Objective: Transactive response-DNA binding proteinopathy (TDP-43) has become a hallmark feature in motor neuron diseases. Not only overexpression, but also deletion of the nuclear localization signal (NLS) causes proteinopathic alterations. We employed viral vector mediated gene transfer method for delivery of genes encoding native or mutant TDP-43 to assess motor functions of young adult male and female Sprague-Dawley rats.
Methods: Motor neuron specific targeting of AAV9 vectors were achieved by using a cell type specific promoter (UCHL1). While control animals received SF injection (n=10), experimental groups were injected by either native or NLS-deleted viruses (1.77×1012 vg/kg, n=7/each group), on postnatal day 30. Following systemic injection of viruses, motor coordination of animals was evaluated by Rota-rod and modified grip tests for 4 weeks. Then, spatial learning and memory abilities of animals were measured by Morris Water Maze (MWM) test.

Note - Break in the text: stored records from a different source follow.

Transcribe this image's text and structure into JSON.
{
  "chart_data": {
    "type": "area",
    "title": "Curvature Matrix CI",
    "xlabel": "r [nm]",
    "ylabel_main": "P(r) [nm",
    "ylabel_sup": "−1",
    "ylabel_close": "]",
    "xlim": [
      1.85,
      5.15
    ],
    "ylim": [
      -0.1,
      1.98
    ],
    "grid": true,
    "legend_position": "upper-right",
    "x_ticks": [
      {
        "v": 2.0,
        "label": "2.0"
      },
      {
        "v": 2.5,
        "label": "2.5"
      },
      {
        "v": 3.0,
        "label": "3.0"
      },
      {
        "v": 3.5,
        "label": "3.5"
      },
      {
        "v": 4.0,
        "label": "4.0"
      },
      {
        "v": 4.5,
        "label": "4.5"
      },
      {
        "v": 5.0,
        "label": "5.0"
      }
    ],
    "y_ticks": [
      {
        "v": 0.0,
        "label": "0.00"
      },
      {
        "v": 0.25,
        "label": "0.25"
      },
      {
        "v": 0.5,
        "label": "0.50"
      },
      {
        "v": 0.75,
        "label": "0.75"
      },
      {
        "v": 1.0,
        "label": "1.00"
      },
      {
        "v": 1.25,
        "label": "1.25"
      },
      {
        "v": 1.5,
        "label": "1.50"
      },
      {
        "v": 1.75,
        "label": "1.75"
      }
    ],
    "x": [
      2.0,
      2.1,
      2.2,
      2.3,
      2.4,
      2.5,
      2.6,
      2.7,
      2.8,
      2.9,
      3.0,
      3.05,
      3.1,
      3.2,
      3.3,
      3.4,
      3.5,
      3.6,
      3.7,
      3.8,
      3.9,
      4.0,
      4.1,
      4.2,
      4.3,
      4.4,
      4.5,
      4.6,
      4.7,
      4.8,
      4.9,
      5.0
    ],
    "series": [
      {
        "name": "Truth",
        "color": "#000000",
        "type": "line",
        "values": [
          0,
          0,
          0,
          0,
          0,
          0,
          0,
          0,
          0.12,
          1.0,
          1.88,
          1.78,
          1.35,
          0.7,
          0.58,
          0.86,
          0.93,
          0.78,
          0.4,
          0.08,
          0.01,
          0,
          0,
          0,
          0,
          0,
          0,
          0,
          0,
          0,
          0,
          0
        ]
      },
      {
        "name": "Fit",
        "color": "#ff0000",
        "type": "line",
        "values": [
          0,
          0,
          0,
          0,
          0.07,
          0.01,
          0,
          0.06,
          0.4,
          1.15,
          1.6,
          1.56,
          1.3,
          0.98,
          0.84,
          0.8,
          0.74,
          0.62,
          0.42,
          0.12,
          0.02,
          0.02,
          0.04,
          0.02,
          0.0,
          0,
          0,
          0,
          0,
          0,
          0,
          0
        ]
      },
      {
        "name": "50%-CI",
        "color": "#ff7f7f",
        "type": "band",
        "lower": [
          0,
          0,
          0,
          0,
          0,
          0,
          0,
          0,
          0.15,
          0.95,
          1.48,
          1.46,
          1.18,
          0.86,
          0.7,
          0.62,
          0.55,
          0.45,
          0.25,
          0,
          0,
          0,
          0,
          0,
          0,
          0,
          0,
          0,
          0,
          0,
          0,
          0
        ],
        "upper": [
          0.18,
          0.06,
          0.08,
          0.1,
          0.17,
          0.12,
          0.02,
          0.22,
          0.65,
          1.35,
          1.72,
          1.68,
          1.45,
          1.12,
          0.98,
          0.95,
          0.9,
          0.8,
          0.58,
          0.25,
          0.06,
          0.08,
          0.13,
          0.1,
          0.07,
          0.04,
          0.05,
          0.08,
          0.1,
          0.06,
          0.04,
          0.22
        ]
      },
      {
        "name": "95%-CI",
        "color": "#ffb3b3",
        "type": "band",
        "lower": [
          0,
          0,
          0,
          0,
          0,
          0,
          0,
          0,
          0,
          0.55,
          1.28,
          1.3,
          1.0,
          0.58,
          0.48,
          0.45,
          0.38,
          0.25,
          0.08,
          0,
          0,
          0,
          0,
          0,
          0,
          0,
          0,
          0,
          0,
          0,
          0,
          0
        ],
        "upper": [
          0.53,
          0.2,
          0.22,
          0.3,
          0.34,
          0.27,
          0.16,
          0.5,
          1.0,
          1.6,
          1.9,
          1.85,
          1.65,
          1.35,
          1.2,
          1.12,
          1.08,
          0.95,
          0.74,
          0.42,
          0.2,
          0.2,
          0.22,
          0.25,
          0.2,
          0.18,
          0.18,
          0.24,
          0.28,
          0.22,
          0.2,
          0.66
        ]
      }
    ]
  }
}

Results: The number of falls from the rota-rod apparatus was significantly higher in males injected by native TDP-43 than those of controls at 4th week (p<0.05). Grip test scores of females showed no difference between the control and experimental groups. In contrast, scores of the males in the experimental groups were significantly lower (p<0.01) than those of controls. MWM results displayed no significant difference between control and experimental groups in terms of latency to reach the platform and time spent in the target quadrant.
Conclusion: Transduction of animals with native or NLSdeleted TDP43 gene sequences results in gender-biased changes in motor functioning and disease onset without cognitive impairments. This relatively low cost, novel model might be helpful in testing therapeutic approaches in motor neuron diseases. This study is supported by TÜB‹TAK-Grant #116S408.